July 9, 2010

Cornucopia / Cynthia Dewes

Shouldn’t we hold truth to be self-evident?

Cynthia DewesApparently, truth in our present culture is a relative thing, which explains why people feel free to stretch it, embellish it, and otherwise tinker with it. The idea is, if the truth is uncomfortable, let’s change it to suit ourselves and deny its immutability.

Thus, we have partisans of Indiana Congressman Mark Souder pooh-poohing his recent confession of marital infidelity as “it’s merely a little sexual affair, after all.”

But, wait. Isn’t that the exact same defense made for then-President Bill Clinton by his fans during the Monica Lewinsky scandal? Is one man’s “little sexual sin” more sinful than the other’s just because they are from opposing political factions?

The truth is both are indefensible because marital infidelity is indefensible. Any sin is possible to be repented of and forgiven, but it is still basically indefensible.

Sometimes, “creative truth” is used to justify other behavior that we consider immoral. Take torture. Water-boarding and other vicious methods of eliciting information from suspects are defended as necessary. Proponents say the protection of the many is more important than the protection of one person who may be responsible for their deaths. The end justifies the means.

And therein lies the chief opponent of truth, namely the attractive notion that we can do good by doing evil. The catch is, life’s problems have become so complex that knowing what is good is often clouded not only by human selfishness, but also by human empathy and kindness.

For instance, abortion rights advocates often point to the injustice of rape victims carrying a rapist’s child to term or abused wives being forced to produce more and more “unwanted” children. The motives are good, but the solution is not.

Then we have that popularly despised distortion of truth which occurs in politics and government. Our country is certainly not immune to it, but the best example I have read about it appears in the excellent memoir, A Mountain of Crumbs, written by Elena Gorokhova.
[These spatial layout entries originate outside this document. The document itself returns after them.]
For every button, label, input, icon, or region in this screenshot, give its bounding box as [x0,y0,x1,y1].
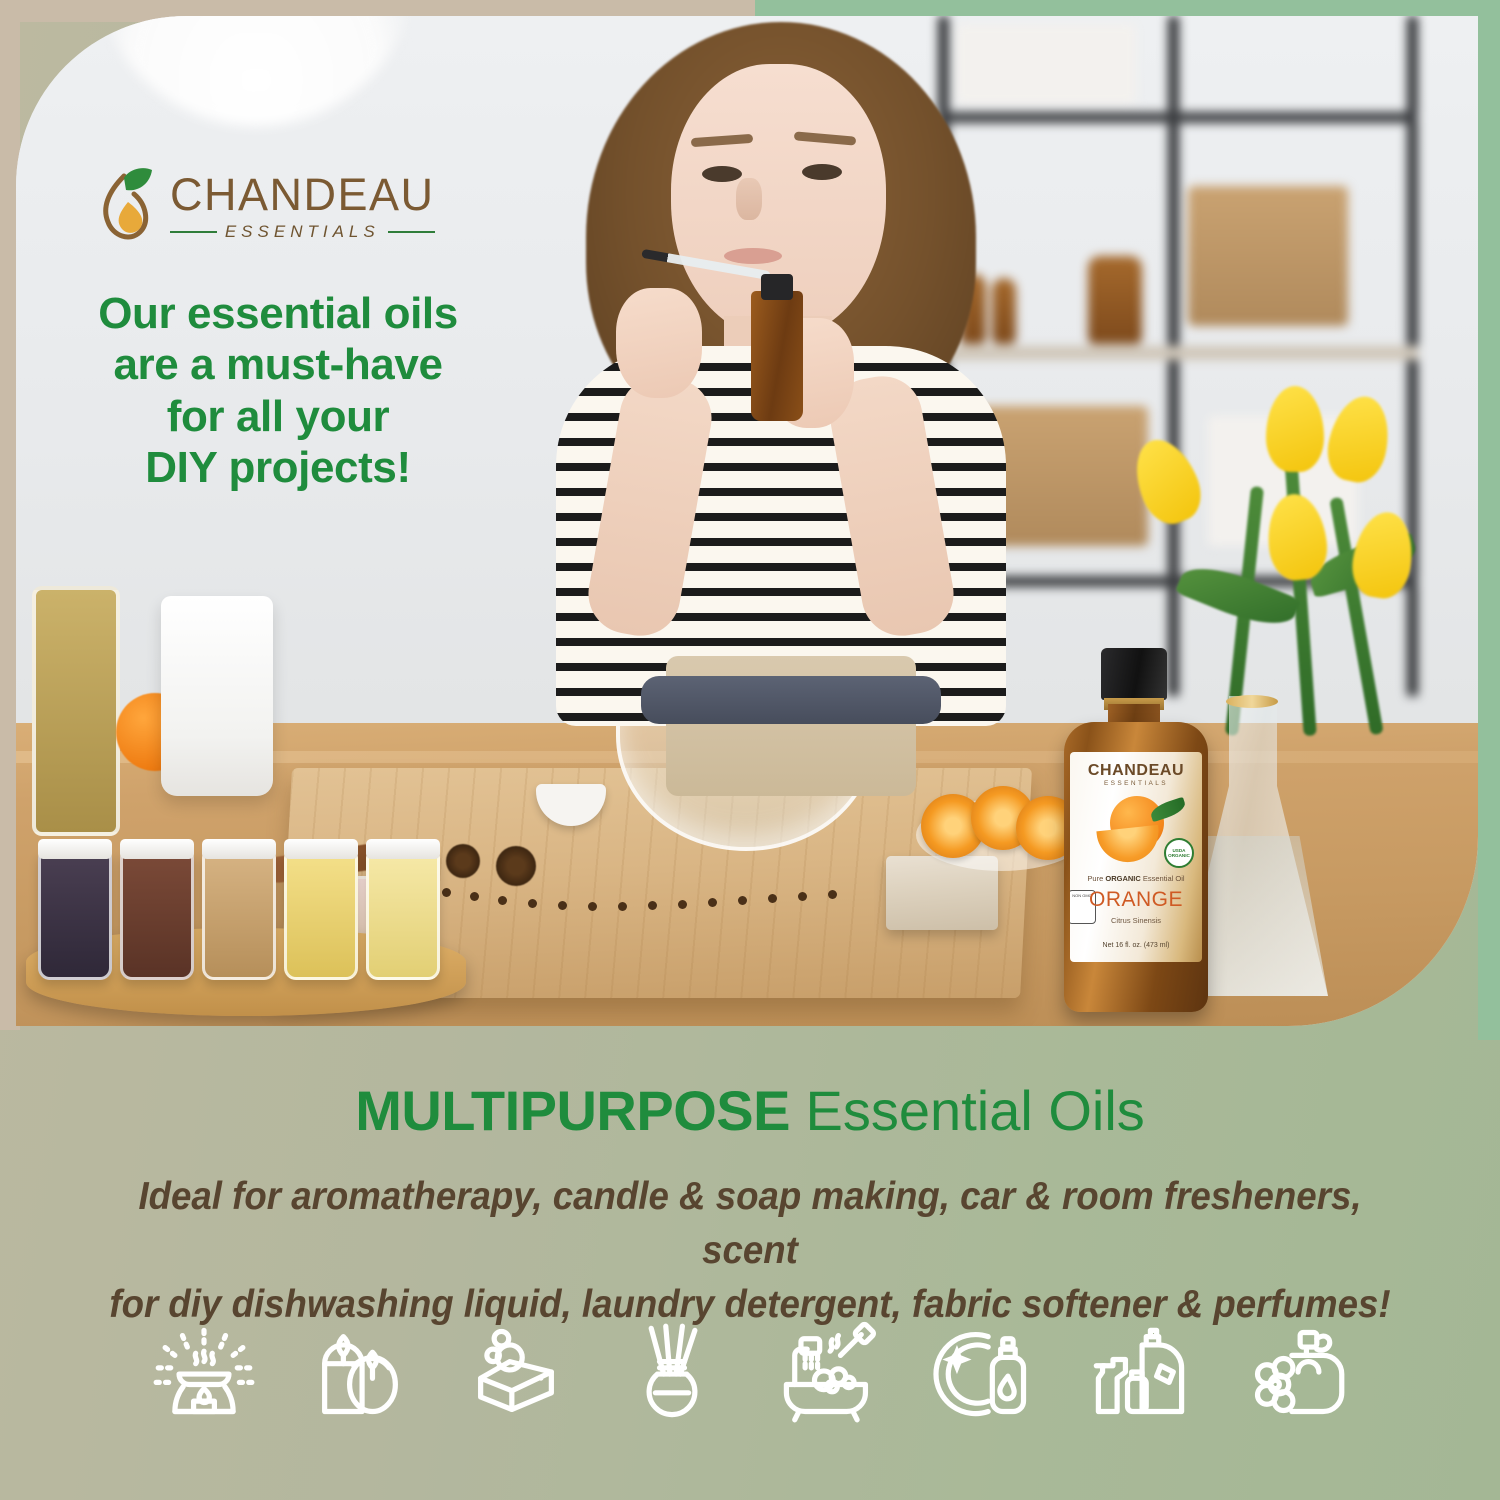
description-line-1: Ideal for aromatherapy, candle & soap ma… [87,1170,1412,1278]
ingredient-jar [284,850,358,980]
bottle-label: CHANDEAU ESSENTIALS USDA ORGANIC NON GMO… [1070,752,1202,962]
poster-canvas: CHANDEAU ESSENTIALS USDA ORGANIC NON GMO… [0,0,1500,1500]
brand-rule-right [388,231,435,233]
soap-bar-icon [464,1320,568,1424]
clove-trail [436,870,866,916]
dish-soap-sparkle-icon [932,1320,1036,1424]
uses-icon-row [0,1320,1500,1424]
brand-rule-left [170,231,217,233]
brand-logo-block: CHANDEAU ESSENTIALS [94,166,514,248]
nose [736,178,762,220]
uses-description: Ideal for aromatherapy, candle & soap ma… [87,1170,1412,1331]
headline-line-2: are a must-have [68,339,488,390]
headline-line-4: DIY projects! [68,442,488,493]
usda-organic-badge: USDA ORGANIC [1164,838,1194,868]
candle-icon [308,1320,412,1424]
label-descriptor: Pure ORGANIC Essential Oil [1070,874,1202,883]
eye-right [802,164,842,180]
product-bottle: CHANDEAU ESSENTIALS USDA ORGANIC NON GMO… [1056,648,1216,1018]
herb-storage-tube [32,586,120,836]
label-latin-name: Citrus Sinensis [1070,916,1202,925]
multipurpose-title: MULTIPURPOSE Essential Oils [0,1078,1500,1143]
amber-dropper-bottle [751,291,803,421]
bottle-cap [1101,648,1167,700]
hero-headline: Our essential oils are a must-have for a… [68,288,488,494]
apron-tie [641,676,941,724]
mouth [724,248,782,264]
frame-band-right [1478,0,1500,1040]
label-logo: CHANDEAU ESSENTIALS [1070,762,1202,787]
brand-tagline: ESSENTIALS [225,222,380,242]
label-net-contents: Net 16 fl. oz. (473 ml) [1070,942,1202,949]
milk-jar [161,596,273,796]
label-brand-name: CHANDEAU [1070,762,1202,780]
hand-left [616,288,702,398]
spray-detergent-icon [1088,1320,1192,1424]
ingredient-jar [202,850,276,980]
headline-line-1: Our essential oils [68,288,488,339]
perfume-flower-icon [1244,1320,1348,1424]
title-bold: MULTIPURPOSE [355,1079,790,1142]
ingredient-jar [366,850,440,980]
title-light: Essential Oils [806,1079,1145,1142]
eye-left [702,166,742,182]
ingredient-jar [120,850,194,980]
ingredient-jar [38,850,112,980]
brand-name: CHANDEAU [170,172,435,217]
oil-drop-leaf-logo-icon [94,166,156,248]
label-oil-name: ORANGE [1070,888,1202,912]
headline-line-3: for all your [68,391,488,442]
bottom-panel: MULTIPURPOSE Essential Oils Ideal for ar… [0,1030,1500,1500]
hero-photo: CHANDEAU ESSENTIALS USDA ORGANIC NON GMO… [16,16,1478,1026]
bath-dropper-icon [776,1320,880,1424]
oil-burner-diffuser-icon [152,1320,256,1424]
label-brand-sub: ESSENTIALS [1070,780,1202,787]
carafe-gold-rim [1226,695,1278,708]
dropper-cap [761,274,793,300]
person-smelling-oil [546,16,1016,776]
reed-diffuser-icon [620,1320,724,1424]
She is a Russian émigré now married to an American and living in New Jersey.

Gorokhova devotes an entire chapter of the book to the concept which is the theme of her memoir: “vranyo” or “the pretending.” From pre-school through university, her awareness grew of the systematic deception in her society.

At first, it was just the knowledge that she and the other kids must eat every bit of their rancid buttered bread because it was good for their health and, even more importantly, good for the health of the collective.

Later, the pretending involved heroes of the Revolution, like Pushkin and Turgenev whose writings were lauded as examples of the people’s struggles to escape class slavery. The fact that both authors lived luxuriously abroad most of the time was suppressed. Movies, books, magazines and other cultural products from the West were censored or not available.

Unlike the individualistic, materialistic West, Soviet Russia was taught to be the best possible place to live, with a “bright future” ahead, all because it was a communistic collective society.

However, glimpses of the West revealed a place of plenty and personal freedom as opposed to the long bread lines, inadequate housing and rigid conditions of life in the USSR.

Actually, we all do a certain amount of pretending: white lies, omissions of certain facts, etc. But, I believe the Founding Fathers had it right when they proclaimed some truths to be self-evident. Because they simply are. We need to keep that in mind in this complicated world.

(Cynthia Dewes, a member of St. Paul the Apostle Parish in Greencastle, is a regular columnist for The Criterion.)